Clad in a stripy Technicolor dream jacket redolent of Joseph, Michael Kiwanuka shuffles on stage, buffeted by the celestial oohings of his backing singers. “To begin again,” he breathes on Piano Joint (This Kind of Love), “maybe win again.”
The colourful stripes are the loudest thing about Kiwanuka or, indeed, much of this gig; the prospect of his victory sounds tentative rather than certain. This is a long-awaited show by one of Britain’s least showy stars, a soul man of international renown, whose downplaying of everything has been his strongest suit, beginning again.
Of all the tours put on ice for the pandemic, this one feels like it’s had the most protracted of spells in limbo. Released in November 2019, the singer-songwriter’s Kiwanuka album won the Mercury prize in 2020 for its portrait of a wistful and frustrated artist finally coming home to himself, set against a backdrop of lush orchestrations with the shootings of young black men in the US baked into the percussion. (It was also nominated for a Grammy.)
In early 2020, with a tour of the album just beginning, Kiwanuka contracted laryngitis. By the time he was better, the world had stopped. The 2021 Kiwanuka tour reboot was again pushed back, to 2022. (Stormzy’s Heavy Is the Head has had a similar stop-start trajectory, but was released a month later and its tour wrapped more than a month ago.) In the background, the wheel of life ground resonantly on. Kiwanuka featured the sampled words of John Lewis, the civil rights leader and US congressman. Crackly recordings explained the non-violent sit-ins activists conducted in the 60s in then segregated diners, with Lewis highlighting the imperative to “keep loving” those who refused him service. Lewis’s death in July 2020 was especially painful in the context of the new civil rights struggle unfolding in tandem with Covid.
There were births as well as deaths. Kiwanuka confirmed another star: producer Inflo, who later released a succession of exquisitely tooled protest records as Sault and produced albums by Little Simz, his close associate Cleo Sol and, latterly, several tracks of Adele’s 30. Listening again to Kiwanuka, you can hear the series of Sault signatures in embryo in the arrangements, interludes and segues. Choirs gust in, string sections swoon, the ghost of composer and arranger David Axelrod flaps about. It would be incorrect to credit the elegiac set-dressing up to Inflo alone: US super-producer Danger Mouse worked in tandem with Inflo, Kiwanuka and the Bees’ Paul Butler to create a sound world steeped in period warmth, whose depth of field is one of its strongest suits.
Going to a gig in the expectation that it will sound like the record has usually been a fool’s errand. But Kiwanuka and his six-strong band deliver a set so classy and all-enveloping it is almost amniotic, complete with interludes, pregnant pauses and passages when the band just lock into a kind of rapt collective Kiwanuka dream state. The lights, arranged in a series of curves and arches, suggest a gently dazzling series of cocoons; everything looks, sounds and feels a faded sort of burnt-umber-going-on-tan. For the most part, Kiwanuka and his tight, nimble band are backlit in the haze of the smoke machine, standing in for all those period-perfect carcinogens.
Naturally, he plays the hits from his other two albums. There’s a lively clap-along for his best-known calling card, Black Man in a White World, from 2016’s Love & Hate, an album that prefigured the African-inspired cover art and the “I won’t change my name” vibes of Kiwanuka, in which this Londoner of Ugandan origin embraced his background and his out-of-time musical tastes. There are hoots of recognition too for the song that first put Kiwanuka on the map, the bruised folk-soul of Home Again, from 2012.
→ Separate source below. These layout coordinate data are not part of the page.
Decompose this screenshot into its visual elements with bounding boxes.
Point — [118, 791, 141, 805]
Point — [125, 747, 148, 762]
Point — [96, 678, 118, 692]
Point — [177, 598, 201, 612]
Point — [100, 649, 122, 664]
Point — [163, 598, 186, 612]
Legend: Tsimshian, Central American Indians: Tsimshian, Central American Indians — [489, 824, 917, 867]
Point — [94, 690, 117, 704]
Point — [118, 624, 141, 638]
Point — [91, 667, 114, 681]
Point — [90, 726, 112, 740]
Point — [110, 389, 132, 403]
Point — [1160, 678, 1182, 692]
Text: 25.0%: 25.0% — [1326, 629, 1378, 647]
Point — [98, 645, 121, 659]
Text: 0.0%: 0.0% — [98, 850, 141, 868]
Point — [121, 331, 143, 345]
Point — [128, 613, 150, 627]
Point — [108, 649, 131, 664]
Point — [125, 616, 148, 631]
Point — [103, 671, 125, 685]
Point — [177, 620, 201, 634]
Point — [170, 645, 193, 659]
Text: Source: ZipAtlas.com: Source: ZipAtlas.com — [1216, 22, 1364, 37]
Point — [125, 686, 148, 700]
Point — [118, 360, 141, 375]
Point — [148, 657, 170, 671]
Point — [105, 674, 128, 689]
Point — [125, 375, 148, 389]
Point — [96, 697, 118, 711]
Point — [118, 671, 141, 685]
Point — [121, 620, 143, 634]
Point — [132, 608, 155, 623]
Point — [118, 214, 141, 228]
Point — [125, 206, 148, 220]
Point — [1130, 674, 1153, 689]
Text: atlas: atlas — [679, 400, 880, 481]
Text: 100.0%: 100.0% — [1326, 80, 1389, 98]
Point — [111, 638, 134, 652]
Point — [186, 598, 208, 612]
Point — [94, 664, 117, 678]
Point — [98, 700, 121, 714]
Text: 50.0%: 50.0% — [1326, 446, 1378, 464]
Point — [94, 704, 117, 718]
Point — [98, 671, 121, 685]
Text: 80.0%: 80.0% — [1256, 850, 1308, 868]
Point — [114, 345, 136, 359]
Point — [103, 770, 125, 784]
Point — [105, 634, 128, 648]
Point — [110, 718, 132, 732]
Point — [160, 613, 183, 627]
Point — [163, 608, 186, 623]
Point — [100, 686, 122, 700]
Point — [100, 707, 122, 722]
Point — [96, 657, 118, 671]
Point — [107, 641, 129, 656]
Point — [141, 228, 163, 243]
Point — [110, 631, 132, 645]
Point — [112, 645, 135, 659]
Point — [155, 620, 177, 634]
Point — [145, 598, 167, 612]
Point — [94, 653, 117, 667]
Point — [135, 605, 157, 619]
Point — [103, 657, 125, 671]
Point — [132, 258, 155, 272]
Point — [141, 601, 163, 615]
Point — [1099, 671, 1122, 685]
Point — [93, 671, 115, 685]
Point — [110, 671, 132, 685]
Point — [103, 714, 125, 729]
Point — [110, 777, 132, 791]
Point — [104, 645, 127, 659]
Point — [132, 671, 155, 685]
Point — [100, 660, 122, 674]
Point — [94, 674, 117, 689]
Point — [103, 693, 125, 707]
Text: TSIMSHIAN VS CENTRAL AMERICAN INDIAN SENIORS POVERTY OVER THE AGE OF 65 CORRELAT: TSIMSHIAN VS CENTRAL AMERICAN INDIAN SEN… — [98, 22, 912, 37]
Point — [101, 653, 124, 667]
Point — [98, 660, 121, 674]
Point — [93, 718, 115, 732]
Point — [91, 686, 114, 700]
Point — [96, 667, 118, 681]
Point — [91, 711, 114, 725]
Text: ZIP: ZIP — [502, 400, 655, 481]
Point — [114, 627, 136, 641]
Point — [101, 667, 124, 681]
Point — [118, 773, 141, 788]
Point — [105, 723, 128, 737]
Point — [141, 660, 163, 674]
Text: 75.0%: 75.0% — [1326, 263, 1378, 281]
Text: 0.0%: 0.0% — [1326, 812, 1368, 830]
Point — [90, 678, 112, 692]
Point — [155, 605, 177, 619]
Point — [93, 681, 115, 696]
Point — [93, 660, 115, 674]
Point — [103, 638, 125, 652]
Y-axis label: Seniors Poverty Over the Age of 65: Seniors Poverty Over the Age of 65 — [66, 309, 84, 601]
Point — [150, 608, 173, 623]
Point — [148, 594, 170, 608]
But the focus remains on the expertly recreated sound of Kiwanuka, with the ersatz strings and horns marshalled by keyboard player Steve Pringle sufficiently dramatic to pass muster. Solid Ground begins as a series of oscillations and a Lewis sample; Kiwanuka accompanies himself on keys. Later, his vocals and the synth strings answer each other and the band finally come in, Michael Jablonka’s electric guitar cutting through like an angry wasp. Jablonka never puts a finger wrong, trading solos elsewhere with Kiwanuka that pull off the difficult trick of recalling Jimi Hendrix while being studiedly unostentatious; his west African motifs are one of the best things about one of Kiwanuka’s greatest songs, You Ain’t the Problem.
If you had to pick a bone, it would be that for all Kiwanuka’s extensive record collector tastes – his really early stuff sounds like Terry Callier – a few songs feel as if they are just a key change away from being Crazy by Gnarls Barkley (AKA Danger Mouse and Cee-Lo Green). At any second, it feels as if the stark acoustic start of Hero might morph into Hendrix’s All Along the Watchtower.
But it never does. Instead, Kiwanuka’s warm and weary questioning powers up magnificently into a full-band crescendo – its suddenness and loudness landing an unexpectedly impactful blow in the context of a velvet glove of a gig.